Сам-то Катаев, очень возможно, считал, что хитроумно откупил у властей право писать наконец, как хочется; откупил нечитабельными правильными романами, заслужил вызывающим конформизмом общественного поведения. Но если и так, то откуплено было лишь право напечатать все это; однако сперва ведь надо было — создать!..

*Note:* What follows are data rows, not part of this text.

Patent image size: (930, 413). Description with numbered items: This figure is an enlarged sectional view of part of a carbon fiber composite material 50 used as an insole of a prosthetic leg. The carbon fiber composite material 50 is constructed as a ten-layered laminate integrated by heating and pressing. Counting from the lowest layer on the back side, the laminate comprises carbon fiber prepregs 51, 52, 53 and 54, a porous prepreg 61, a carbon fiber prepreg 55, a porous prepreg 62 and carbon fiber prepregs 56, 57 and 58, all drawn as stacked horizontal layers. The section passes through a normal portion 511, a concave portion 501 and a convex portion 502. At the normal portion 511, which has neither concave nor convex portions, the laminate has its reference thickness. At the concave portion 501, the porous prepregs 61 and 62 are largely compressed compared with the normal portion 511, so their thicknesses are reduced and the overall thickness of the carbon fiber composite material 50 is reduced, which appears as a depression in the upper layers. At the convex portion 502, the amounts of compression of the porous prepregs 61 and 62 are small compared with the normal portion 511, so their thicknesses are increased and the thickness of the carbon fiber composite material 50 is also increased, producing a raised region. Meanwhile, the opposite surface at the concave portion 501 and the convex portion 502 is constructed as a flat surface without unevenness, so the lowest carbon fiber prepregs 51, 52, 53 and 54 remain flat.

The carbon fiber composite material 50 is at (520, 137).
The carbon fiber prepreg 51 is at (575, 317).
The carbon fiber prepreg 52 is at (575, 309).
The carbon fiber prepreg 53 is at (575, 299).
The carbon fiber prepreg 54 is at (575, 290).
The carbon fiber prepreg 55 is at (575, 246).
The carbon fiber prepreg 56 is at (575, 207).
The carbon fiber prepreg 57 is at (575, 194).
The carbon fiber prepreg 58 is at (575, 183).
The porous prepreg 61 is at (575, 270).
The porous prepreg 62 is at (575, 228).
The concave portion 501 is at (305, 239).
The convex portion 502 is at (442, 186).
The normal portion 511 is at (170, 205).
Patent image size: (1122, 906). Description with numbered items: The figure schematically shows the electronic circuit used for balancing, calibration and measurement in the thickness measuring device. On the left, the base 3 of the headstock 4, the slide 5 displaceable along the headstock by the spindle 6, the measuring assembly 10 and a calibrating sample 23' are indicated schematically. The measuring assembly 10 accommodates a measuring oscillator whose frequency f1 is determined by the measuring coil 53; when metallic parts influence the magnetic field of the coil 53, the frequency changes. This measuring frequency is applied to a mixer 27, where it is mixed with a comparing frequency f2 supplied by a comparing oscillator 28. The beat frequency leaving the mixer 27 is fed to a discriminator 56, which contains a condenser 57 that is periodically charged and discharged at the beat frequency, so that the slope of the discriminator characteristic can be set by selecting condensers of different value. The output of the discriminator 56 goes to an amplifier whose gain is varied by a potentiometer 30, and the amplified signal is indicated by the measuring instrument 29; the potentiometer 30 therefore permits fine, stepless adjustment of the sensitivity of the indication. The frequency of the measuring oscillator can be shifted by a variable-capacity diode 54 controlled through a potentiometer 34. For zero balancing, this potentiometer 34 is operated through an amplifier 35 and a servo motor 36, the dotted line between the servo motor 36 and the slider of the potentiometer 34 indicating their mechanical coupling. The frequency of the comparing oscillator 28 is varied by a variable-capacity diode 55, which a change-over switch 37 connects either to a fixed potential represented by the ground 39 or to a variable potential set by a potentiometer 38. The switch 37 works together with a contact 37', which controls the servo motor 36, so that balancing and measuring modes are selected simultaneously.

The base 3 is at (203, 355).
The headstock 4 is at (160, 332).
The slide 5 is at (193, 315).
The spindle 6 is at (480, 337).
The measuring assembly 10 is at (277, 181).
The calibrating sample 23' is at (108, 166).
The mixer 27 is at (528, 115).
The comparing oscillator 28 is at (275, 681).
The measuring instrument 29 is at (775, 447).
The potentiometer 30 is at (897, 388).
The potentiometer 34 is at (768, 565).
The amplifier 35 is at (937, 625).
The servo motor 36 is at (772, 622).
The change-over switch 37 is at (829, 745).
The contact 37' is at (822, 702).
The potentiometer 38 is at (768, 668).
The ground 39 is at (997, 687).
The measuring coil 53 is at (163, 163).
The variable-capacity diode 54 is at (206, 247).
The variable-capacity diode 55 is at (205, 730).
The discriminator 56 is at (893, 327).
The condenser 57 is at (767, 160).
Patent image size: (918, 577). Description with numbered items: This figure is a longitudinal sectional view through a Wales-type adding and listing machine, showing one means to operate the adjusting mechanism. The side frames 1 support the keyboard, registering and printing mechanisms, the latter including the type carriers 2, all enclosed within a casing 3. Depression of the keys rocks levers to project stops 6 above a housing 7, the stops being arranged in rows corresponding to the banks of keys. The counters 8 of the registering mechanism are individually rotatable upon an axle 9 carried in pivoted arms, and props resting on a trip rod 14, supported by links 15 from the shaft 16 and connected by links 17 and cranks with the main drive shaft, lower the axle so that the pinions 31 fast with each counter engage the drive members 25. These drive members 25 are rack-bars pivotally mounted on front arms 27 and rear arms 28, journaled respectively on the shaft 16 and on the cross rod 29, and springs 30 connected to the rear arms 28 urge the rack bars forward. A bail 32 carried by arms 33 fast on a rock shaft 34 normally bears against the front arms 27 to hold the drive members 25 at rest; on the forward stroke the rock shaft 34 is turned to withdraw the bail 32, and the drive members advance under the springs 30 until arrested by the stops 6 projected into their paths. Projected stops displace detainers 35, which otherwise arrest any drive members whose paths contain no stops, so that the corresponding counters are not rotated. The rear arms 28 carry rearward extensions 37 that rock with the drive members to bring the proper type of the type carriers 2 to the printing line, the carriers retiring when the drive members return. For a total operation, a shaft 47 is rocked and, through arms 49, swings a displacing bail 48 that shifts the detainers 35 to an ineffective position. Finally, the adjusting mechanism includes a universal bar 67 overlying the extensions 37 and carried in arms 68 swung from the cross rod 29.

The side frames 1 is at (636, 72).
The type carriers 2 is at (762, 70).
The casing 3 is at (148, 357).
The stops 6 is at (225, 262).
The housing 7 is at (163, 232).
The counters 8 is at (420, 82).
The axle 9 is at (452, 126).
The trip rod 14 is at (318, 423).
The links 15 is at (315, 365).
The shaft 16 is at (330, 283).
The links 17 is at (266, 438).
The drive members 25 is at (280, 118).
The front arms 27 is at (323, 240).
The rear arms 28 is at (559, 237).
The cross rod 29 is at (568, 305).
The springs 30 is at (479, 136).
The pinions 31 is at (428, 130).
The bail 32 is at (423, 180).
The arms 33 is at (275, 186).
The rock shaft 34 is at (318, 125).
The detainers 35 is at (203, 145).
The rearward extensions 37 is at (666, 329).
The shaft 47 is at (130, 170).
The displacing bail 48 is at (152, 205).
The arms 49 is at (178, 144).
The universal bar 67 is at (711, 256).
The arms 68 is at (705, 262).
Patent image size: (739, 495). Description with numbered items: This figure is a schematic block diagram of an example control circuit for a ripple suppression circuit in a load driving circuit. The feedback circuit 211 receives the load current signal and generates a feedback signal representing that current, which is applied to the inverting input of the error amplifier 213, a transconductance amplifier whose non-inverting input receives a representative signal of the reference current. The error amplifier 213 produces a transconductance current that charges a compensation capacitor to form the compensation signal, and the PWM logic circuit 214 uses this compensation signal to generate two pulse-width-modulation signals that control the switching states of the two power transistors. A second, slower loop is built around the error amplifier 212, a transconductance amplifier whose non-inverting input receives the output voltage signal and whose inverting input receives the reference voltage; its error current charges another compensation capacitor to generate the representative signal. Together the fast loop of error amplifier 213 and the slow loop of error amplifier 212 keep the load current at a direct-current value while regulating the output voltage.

Не в том дело, чтобы отыскивать в «сложной и противоречивой» фигуре бытовое, человеческое добро: скажем, родительскую возню — однако и уроки цинизма, иными понятливо воспринятые, — с молодой порослью 50-60-х годов, когда Катаев редактировал журнал Юность. Или — отношение к загнанному Мандельштаму, кого он не только подкармливал, но, случалось, рискованно защищал и, что по-особому важно, понимал величие его поэзии. (По-особому, потому что в литературной среде 30-х годов преобладало отношение к Мандельштаму вроде как к городскому сумасшедшему.)
Нет, дело не в этом.
Катаев — не отличник, как Михалков. Не солдат, как можно было бы, безбожно схематизируя, назвать Твардовского, с добросовестностью порядочного человека старавшегося быть хорошим, достойным членом партии, но вечно попадавшего не в ногу. Катаев, скорее, наемник. И вовсе не простодушная цельность того же отличника, помогавшая естественно-гибко получать свое место на всех людоедских и вегетарианских застольях, дала возможность катаевскому (редкостному!) таланту выжить в глубоком душевном подполье. А возможно, как раз — двойственность, разъятость души, двуличность, проявлявшиеся нередко вульгарно и низменно.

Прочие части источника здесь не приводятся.